Estudos anteriores haviam se utilizado de células-tronco neurais adultas, ou seja, isoladas diretamente do sistema nervoso, como fonte de células para transplante. Essas células podem ser encontradas em biópsia de tecidos olfativos ou de cérebro de fetos abortados e doados para pesquisa. A grande sacada de Paul foi utilizar células embrionárias, com um poder de diferenciação maior. Paul utilizou células extraídas do cérebro embrionário de animais e as transplantou em ratos que tiveram a medula espinhal totalmente lesada. Ele observou que, ao contrário das células-tronco adultas, as embrionárias conseguiam se diferenciar de forma muito eficiente, gerando neurônios que conseguiram atravessar a lesão e estender processos neuronais, conectando-se de forma funcional com o outro lado da lesão, recuperando a transmissão do impulso nervoso pela medula. Os animais transplantados recuperaram a sensibilidade e passaram a se movimentar depois de um tempo.
Para provar que o sistema funcionaria em humanos, Paul decidiu usar células-tronco embrionárias humanas.
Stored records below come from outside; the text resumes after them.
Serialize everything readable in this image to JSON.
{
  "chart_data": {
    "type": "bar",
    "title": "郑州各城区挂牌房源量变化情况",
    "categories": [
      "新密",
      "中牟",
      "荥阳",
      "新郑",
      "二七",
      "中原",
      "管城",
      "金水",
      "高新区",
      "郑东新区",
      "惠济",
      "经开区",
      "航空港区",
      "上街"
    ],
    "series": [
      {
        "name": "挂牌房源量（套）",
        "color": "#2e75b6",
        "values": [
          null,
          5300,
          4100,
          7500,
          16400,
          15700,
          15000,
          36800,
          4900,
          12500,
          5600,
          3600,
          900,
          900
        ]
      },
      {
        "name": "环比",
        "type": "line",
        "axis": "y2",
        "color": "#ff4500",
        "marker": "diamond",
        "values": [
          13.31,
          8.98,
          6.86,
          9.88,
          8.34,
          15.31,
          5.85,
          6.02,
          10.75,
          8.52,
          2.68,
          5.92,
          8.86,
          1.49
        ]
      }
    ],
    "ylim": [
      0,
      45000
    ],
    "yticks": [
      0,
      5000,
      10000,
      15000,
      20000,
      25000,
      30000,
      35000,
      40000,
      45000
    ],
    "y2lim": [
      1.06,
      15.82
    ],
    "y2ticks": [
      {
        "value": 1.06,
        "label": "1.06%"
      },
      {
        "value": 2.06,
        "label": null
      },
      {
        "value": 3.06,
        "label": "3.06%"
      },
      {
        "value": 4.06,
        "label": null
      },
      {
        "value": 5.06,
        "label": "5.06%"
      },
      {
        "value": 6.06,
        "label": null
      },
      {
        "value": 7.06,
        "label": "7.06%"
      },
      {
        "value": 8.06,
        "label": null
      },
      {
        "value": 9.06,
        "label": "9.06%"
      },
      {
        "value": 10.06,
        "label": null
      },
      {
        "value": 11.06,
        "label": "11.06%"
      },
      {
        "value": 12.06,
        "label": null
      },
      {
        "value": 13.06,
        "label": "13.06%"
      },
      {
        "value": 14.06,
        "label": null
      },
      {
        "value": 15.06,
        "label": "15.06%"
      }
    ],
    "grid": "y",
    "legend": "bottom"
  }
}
Os resultados foram ainda mais impressionantes. A plasticidade das células humanas não deixou a desejar e também fez os animais recuperarem a atividade motora. As imagens do trabalho mostram que o numero de neurônios formados após o transplante é muito superior ao que era conseguido com células-tronco adultas. Isso sugere que a capacidade de se especializar em neurônios, mesmo num ambiente não muito receptivo, é superior quando a célula-tronco é mais imatura. Provavelmente, essas células seriam as melhores para tratamento de lesões da medula em humanos. Obviamente, um cuidado a ser tomado é a ocorrência de teratomas, ou tumores de origem embrionária, que podem se originar a partir de células-tronco não especializadas que, por ventura, sobrevivam após o transplante. De qualquer forma, esse tipo de efeito colateral pode ser controlado com drogas que atingem apenas as células-tronco imaturas, em divisão.
O trabalho de Paul dá um passo importante para a medicina regenerativa. Identifica a melhor fonte de células-tronco e as condições ideais para esse tipo de transplante. Os ensaios clínicos em humanos deverão começar em breve. Vale a pena contrastar esse tipo de estratégia com a que foi proposta pela empresa californiana Geron um tempo atrás. A Geron apostava em transplante de células neurais precursoras capazes de produzir mielina – a barreira de gordura que protege os neurônios. O objetivo era o de evitar a degeneração dos neurônios sobreviventes, e não a regeneração da lesão. Com resultados pré-clínicos muito menos claros que os descritos por Paul, a Geron conseguiu a aprovação do FDA para testes em humanos, mas a empresa acabou falindo antes de concluir esses ensaios. Baseando-se nos dados do Paul, é possível prever que os transplantes da Geron em humanos não seriam bem sucedidos.
A primeira descrição de uma lesão medular da espinha e sua consequência para um ser humano está num papiro egípcio com mais de 3,5 mil anos de idade. O documento descreve claramente os sintomas clínicos e os efeitos traumáticos de uma tetraplegia. Também diz que esse tipo de lesão é incurável. É irônico imaginar que tanto tempo depois, um passo importante para o tratamento e eventual cura de lesões desse tipo venha justamente de um cadeirante.